Shire will use the human-derived Homing Peptide platform of Arrowhead Research to develop and commercialize targeted peptide-drug conjugates (PDCs).

In return, Arrowhead said today, it will receive undisclosed research funding and could receive up to $32.8 million in development, regulatory, and commercialization milestone payments for each PDC candidate developed, plus additional milestone payments for a second indication, and royalties on worldwide sales. Additional financial terms of the companies’ research collaboration and license agreement were not disclosed.

“With this novel platform technology, Shire has the potential to move into a wider range of orphan diseases,” said Philip J. Vickers, Ph.D., head of R&D at Shire Human Genetic Therapies.

The collaboration is the latest in a number of moves by which Shire is seeking to expand its orphan disease portfolio. On Oct. 24, Shire announced a rare-disease research collaboration with Italian biomedical charitable foundation Fondazione Telethon to study at Telethon Institute of Genetics and Medicine 13 undisclosed rare disease indications with potential to add multiple novel therapeutic candidates to Shire’s early-stage pipeline. Shire will provide $22 million over five years for the research projects, designed to address lysosomal storage disorders and neurodegenerative diseases.

In Shire’s latest collaboration, Arrowhead will identify peptides that selectively bind and internalize in an undisclosed tissue type, and that can deliver to that tissue a therapeutic payload. The company will receive funding for its internal and external research program-related costs from Shire, which will have an option to obtain an exclusive license to develop and commercialize a therapeutic agent targeted by the designated peptides. Shire will oversee clinical development and commercialization of products arising from the collaboration.

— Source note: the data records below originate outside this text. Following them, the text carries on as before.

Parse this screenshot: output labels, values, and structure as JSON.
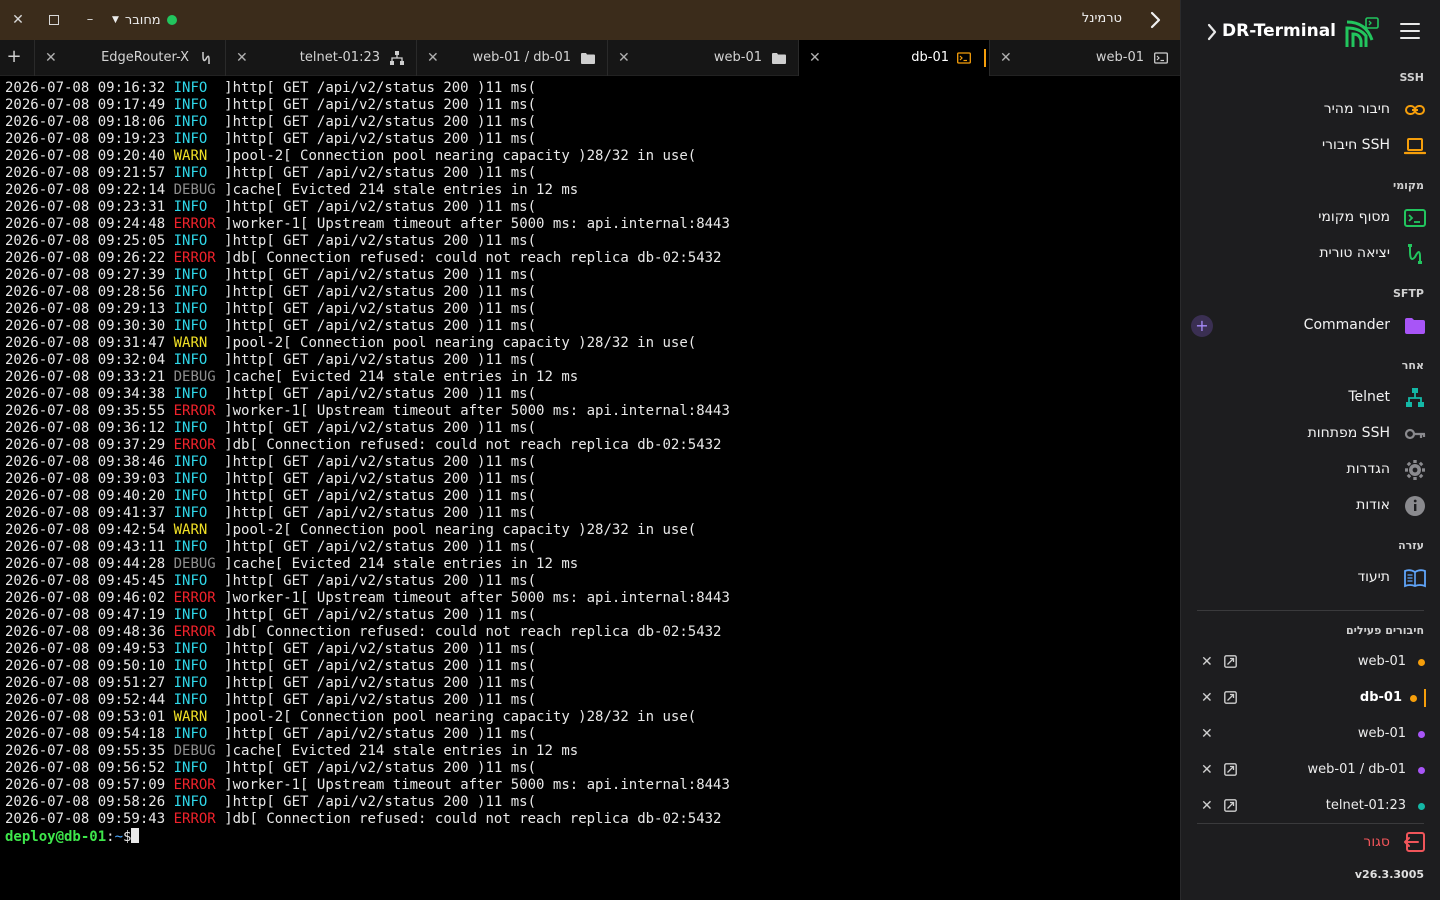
{
  "window": {
    "title": "טרמינל",
    "connection_status": "מחובר",
    "status_color": "#22c55e"
  },
  "tabs": [
    {
      "label": "EdgeRouter-X",
      "icon": "serial-icon",
      "active": false
    },
    {
      "label": "telnet-01:23",
      "icon": "network-icon",
      "active": false
    },
    {
      "label": "web-01 / db-01",
      "icon": "folder-icon",
      "active": false
    },
    {
      "label": "web-01",
      "icon": "folder-icon",
      "active": false
    },
    {
      "label": "db-01",
      "icon": "terminal-icon",
      "active": true
    },
    {
      "label": "web-01",
      "icon": "terminal-icon",
      "active": false
    }
  ],
  "terminal": {
    "lines": [
      {
        "ts": "2026-07-08 09:16:32",
        "level": "INFO",
        "msg": "]http[ GET /api/v2/status 200 )11 ms("
      },
      {
        "ts": "2026-07-08 09:17:49",
        "level": "INFO",
        "msg": "]http[ GET /api/v2/status 200 )11 ms("
      },
      {
        "ts": "2026-07-08 09:18:06",
        "level": "INFO",
        "msg": "]http[ GET /api/v2/status 200 )11 ms("
      },
      {
        "ts": "2026-07-08 09:19:23",
        "level": "INFO",
        "msg": "]http[ GET /api/v2/status 200 )11 ms("
      },
      {
        "ts": "2026-07-08 09:20:40",
        "level": "WARN",
        "msg": "]pool-2[ Connection pool nearing capacity )28/32 in use("
      },
      {
        "ts": "2026-07-08 09:21:57",
        "level": "INFO",
        "msg": "]http[ GET /api/v2/status 200 )11 ms("
      },
      {
        "ts": "2026-07-08 09:22:14",
        "level": "DEBUG",
        "msg": "]cache[ Evicted 214 stale entries in 12 ms"
      },
      {
        "ts": "2026-07-08 09:23:31",
        "level": "INFO",
        "msg": "]http[ GET /api/v2/status 200 )11 ms("
      },
      {
        "ts": "2026-07-08 09:24:48",
        "level": "ERROR",
        "msg": "]worker-1[ Upstream timeout after 5000 ms: api.internal:8443"
      },
      {
        "ts": "2026-07-08 09:25:05",
        "level": "INFO",
        "msg": "]http[ GET /api/v2/status 200 )11 ms("
      },
      {
        "ts": "2026-07-08 09:26:22",
        "level": "ERROR",
        "msg": "]db[ Connection refused: could not reach replica db-02:5432"
      },
      {
        "ts": "2026-07-08 09:27:39",
        "level": "INFO",
        "msg": "]http[ GET /api/v2/status 200 )11 ms("
      },
      {
        "ts": "2026-07-08 09:28:56",
        "level": "INFO",
        "msg": "]http[ GET /api/v2/status 200 )11 ms("
      },
      {
        "ts": "2026-07-08 09:29:13",
        "level": "INFO",
        "msg": "]http[ GET /api/v2/status 200 )11 ms("
      },
      {
        "ts": "2026-07-08 09:30:30",
        "level": "INFO",
        "msg": "]http[ GET /api/v2/status 200 )11 ms("
      },
      {
        "ts": "2026-07-08 09:31:47",
        "level": "WARN",
        "msg": "]pool-2[ Connection pool nearing capacity )28/32 in use("
      },
      {
        "ts": "2026-07-08 09:32:04",
        "level": "INFO",
        "msg": "]http[ GET /api/v2/status 200 )11 ms("
      },
      {
        "ts": "2026-07-08 09:33:21",
        "level": "DEBUG",
        "msg": "]cache[ Evicted 214 stale entries in 12 ms"
      },
      {
        "ts": "2026-07-08 09:34:38",
        "level": "INFO",
        "msg": "]http[ GET /api/v2/status 200 )11 ms("
      },
      {
        "ts": "2026-07-08 09:35:55",
        "level": "ERROR",
        "msg": "]worker-1[ Upstream timeout after 5000 ms: api.internal:8443"
      },
      {
        "ts": "2026-07-08 09:36:12",
        "level": "INFO",
        "msg": "]http[ GET /api/v2/status 200 )11 ms("
      },
      {
        "ts": "2026-07-08 09:37:29",
        "level": "ERROR",
        "msg": "]db[ Connection refused: could not reach replica db-02:5432"
      },
      {
        "ts": "2026-07-08 09:38:46",
        "level": "INFO",
        "msg": "]http[ GET /api/v2/status 200 )11 ms("
      },
      {
        "ts": "2026-07-08 09:39:03",
        "level": "INFO",
        "msg": "]http[ GET /api/v2/status 200 )11 ms("
      },
      {
        "ts": "2026-07-08 09:40:20",
        "level": "INFO",
        "msg": "]http[ GET /api/v2/status 200 )11 ms("
      },
      {
        "ts": "2026-07-08 09:41:37",
        "level": "INFO",
        "msg": "]http[ GET /api/v2/status 200 )11 ms("
      },
      {
        "ts": "2026-07-08 09:42:54",
        "level": "WARN",
        "msg": "]pool-2[ Connection pool nearing capacity )28/32 in use("
      },
      {
        "ts": "2026-07-08 09:43:11",
        "level": "INFO",
        "msg": "]http[ GET /api/v2/status 200 )11 ms("
      },
      {
        "ts": "2026-07-08 09:44:28",
        "level": "DEBUG",
        "msg": "]cache[ Evicted 214 stale entries in 12 ms"
      },
      {
        "ts": "2026-07-08 09:45:45",
        "level": "INFO",
        "msg": "]http[ GET /api/v2/status 200 )11 ms("
      },
      {
        "ts": "2026-07-08 09:46:02",
        "level": "ERROR",
        "msg": "]worker-1[ Upstream timeout after 5000 ms: api.internal:8443"
      },
      {
        "ts": "2026-07-08 09:47:19",
        "level": "INFO",
        "msg": "]http[ GET /api/v2/status 200 )11 ms("
      },
      {
        "ts": "2026-07-08 09:48:36",
        "level": "ERROR",
        "msg": "]db[ Connection refused: could not reach replica db-02:5432"
      },
      {
        "ts": "2026-07-08 09:49:53",
        "level": "INFO",
        "msg": "]http[ GET /api/v2/status 200 )11 ms("
      },
      {
        "ts": "2026-07-08 09:50:10",
        "level": "INFO",
        "msg": "]http[ GET /api/v2/status 200 )11 ms("
      },
      {
        "ts": "2026-07-08 09:51:27",
        "level": "INFO",
        "msg": "]http[ GET /api/v2/status 200 )11 ms("
      },
      {
        "ts": "2026-07-08 09:52:44",
        "level": "INFO",
        "msg": "]http[ GET /api/v2/status 200 )11 ms("
      },
      {
        "ts": "2026-07-08 09:53:01",
        "level": "WARN",
        "msg": "]pool-2[ Connection pool nearing capacity )28/32 in use("
      },
      {
        "ts": "2026-07-08 09:54:18",
        "level": "INFO",
        "msg": "]http[ GET /api/v2/status 200 )11 ms("
      },
      {
        "ts": "2026-07-08 09:55:35",
        "level": "DEBUG",
        "msg": "]cache[ Evicted 214 stale entries in 12 ms"
      },
      {
        "ts": "2026-07-08 09:56:52",
        "level": "INFO",
        "msg": "]http[ GET /api/v2/status 200 )11 ms("
      },
      {
        "ts": "2026-07-08 09:57:09",
        "level": "ERROR",
        "msg": "]worker-1[ Upstream timeout after 5000 ms: api.internal:8443"
      },
      {
        "ts": "2026-07-08 09:58:26",
        "level": "INFO",
        "msg": "]http[ GET /api/v2/status 200 )11 ms("
      },
      {
        "ts": "2026-07-08 09:59:43",
        "level": "ERROR",
        "msg": "]db[ Connection refused: could not reach replica db-02:5432"
      }
    ],
    "prompt": {
      "user_host": "deploy@db-01",
      "sep": ":",
      "path": "~",
      "symbol": "$"
    }
  },
  "sidebar": {
    "app_name": "DR-Terminal",
    "sections": {
      "ssh": "SSH",
      "local": "מקומי",
      "sftp": "SFTP",
      "other": "אחר",
      "help": "עזרה",
      "active": "חיבורים פעילים"
    },
    "items": {
      "quick_connect": {
        "label": "חיבור מהיר",
        "icon": "link-icon"
      },
      "ssh_connections": {
        "label": "חיבורי SSH",
        "icon": "laptop-icon"
      },
      "local_terminal": {
        "label": "מסוף מקומי",
        "icon": "terminal-icon"
      },
      "serial_out": {
        "label": "יציאה טורית",
        "icon": "serial-icon"
      },
      "commander": {
        "label": "Commander",
        "icon": "folder-icon",
        "add_label": "+"
      },
      "telnet": {
        "label": "Telnet",
        "icon": "network-icon"
      },
      "ssh_keys": {
        "label": "מפתחות SSH",
        "icon": "key-icon"
      },
      "settings": {
        "label": "הגדרות",
        "icon": "gear-icon"
      },
      "about": {
        "label": "אודות",
        "icon": "info-icon"
      },
      "docs": {
        "label": "תיעוד",
        "icon": "book-icon"
      }
    },
    "sessions": [
      {
        "name": "web-01",
        "dot_color": "#f59e0b",
        "active": false,
        "popout": true
      },
      {
        "name": "db-01",
        "dot_color": "#f59e0b",
        "active": true,
        "popout": true
      },
      {
        "name": "web-01",
        "dot_color": "#a855f7",
        "active": false,
        "popout": false
      },
      {
        "name": "web-01 / db-01",
        "dot_color": "#a855f7",
        "active": false,
        "popout": true
      },
      {
        "name": "telnet-01:23",
        "dot_color": "#14b8a6",
        "active": false,
        "popout": true
      }
    ],
    "disconnect_label": "סגור",
    "version": "v26.3.3005"
  },
  "colors": {
    "accent_orange": "#f59e0b",
    "accent_purple": "#a855f7",
    "accent_green": "#22c55e",
    "accent_teal": "#14b8a6",
    "danger": "#f0555a"
  }
}
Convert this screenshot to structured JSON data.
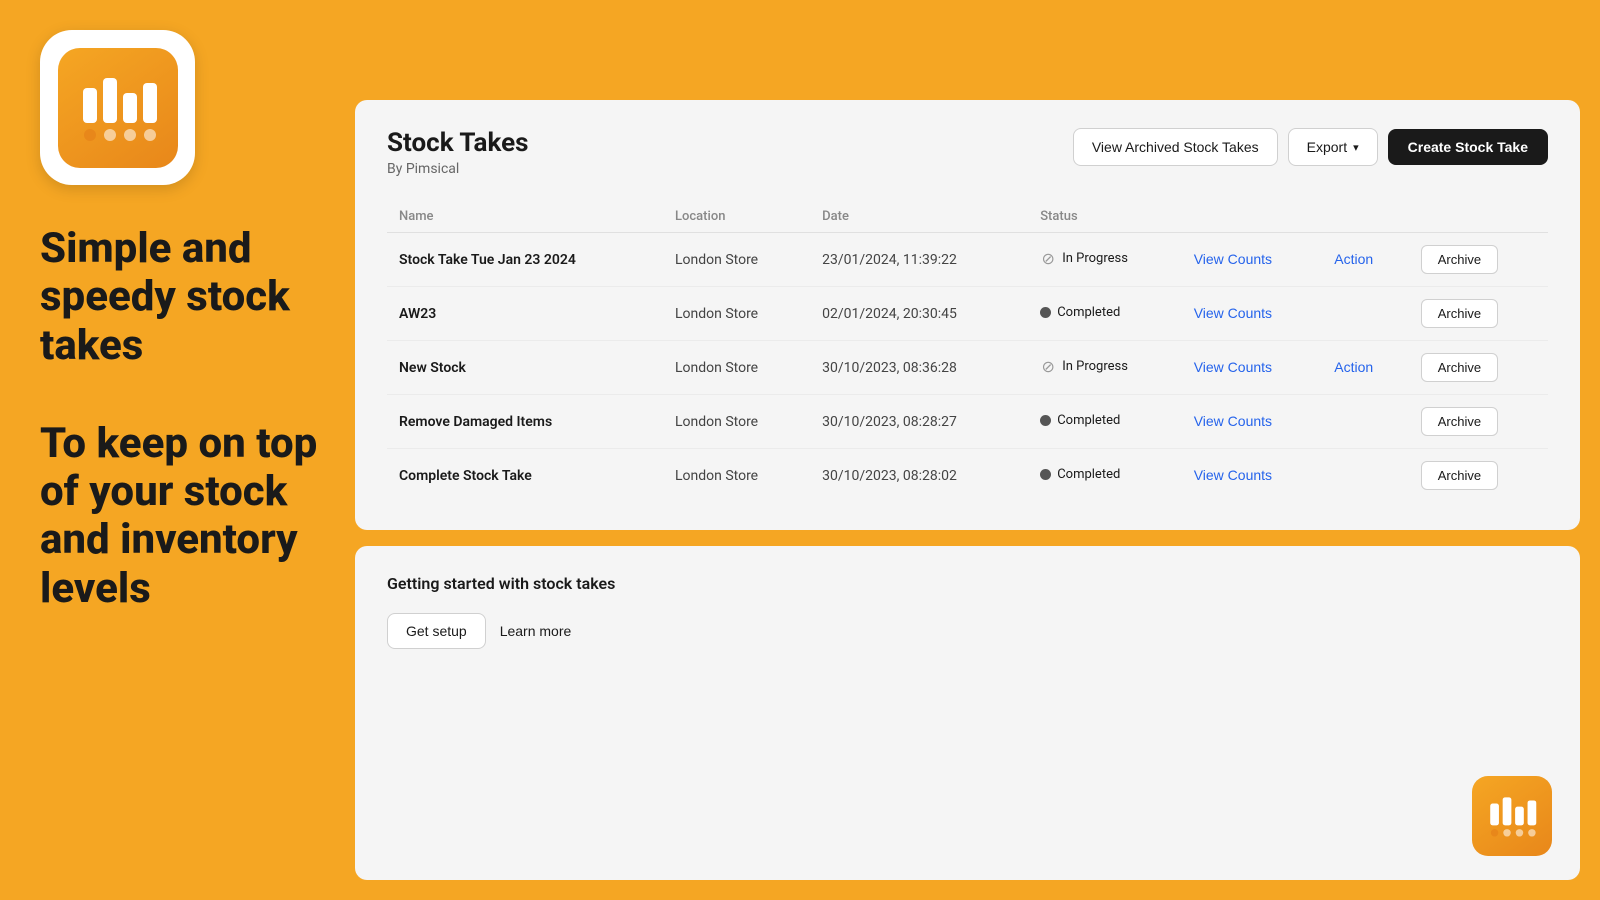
{
  "page": {
    "background_color": "#F5A623"
  },
  "left_panel": {
    "hero_text_1": "Simple and speedy stock takes",
    "hero_text_2": "To keep on top of your stock and inventory levels"
  },
  "header": {
    "title": "Stock Takes",
    "subtitle": "By Pimsical",
    "view_archived_label": "View Archived Stock Takes",
    "export_label": "Export",
    "create_label": "Create Stock Take"
  },
  "table": {
    "columns": [
      "Name",
      "Location",
      "Date",
      "Status",
      "",
      "",
      ""
    ],
    "rows": [
      {
        "name": "Stock Take Tue Jan 23 2024",
        "location": "London Store",
        "date": "23/01/2024, 11:39:22",
        "status": "In Progress",
        "status_type": "in-progress",
        "has_action": true
      },
      {
        "name": "AW23",
        "location": "London Store",
        "date": "02/01/2024, 20:30:45",
        "status": "Completed",
        "status_type": "completed",
        "has_action": false
      },
      {
        "name": "New Stock",
        "location": "London Store",
        "date": "30/10/2023, 08:36:28",
        "status": "In Progress",
        "status_type": "in-progress",
        "has_action": true
      },
      {
        "name": "Remove Damaged Items",
        "location": "London Store",
        "date": "30/10/2023, 08:28:27",
        "status": "Completed",
        "status_type": "completed",
        "has_action": false
      },
      {
        "name": "Complete Stock Take",
        "location": "London Store",
        "date": "30/10/2023, 08:28:02",
        "status": "Completed",
        "status_type": "completed",
        "has_action": false
      }
    ],
    "view_counts_label": "View Counts",
    "action_label": "Action",
    "archive_label": "Archive"
  },
  "getting_started": {
    "title": "Getting started with stock takes",
    "setup_label": "Get setup",
    "learn_label": "Learn more"
  }
}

Arrowhead has development programs in oncology, obesity, and chronic hepatitis B virus. The company’s Homing Peptides comprise what the company says is the world’s largest library of human-derived peptide sequences shown to localize to specific tissues in the human body. The platform is designed to enable creation of guided therapeutics that specifically target tissues of interest while sparing off-target tissues.

Christopher Anzalone, Ph.D., Arrowhead’s president and CEO, said the company’s library of more than 42,000 unique targeting peptide sequences can potentially be used to deliver therapeutics to more than 30 tissue types, while avoiding nonspecific uptake.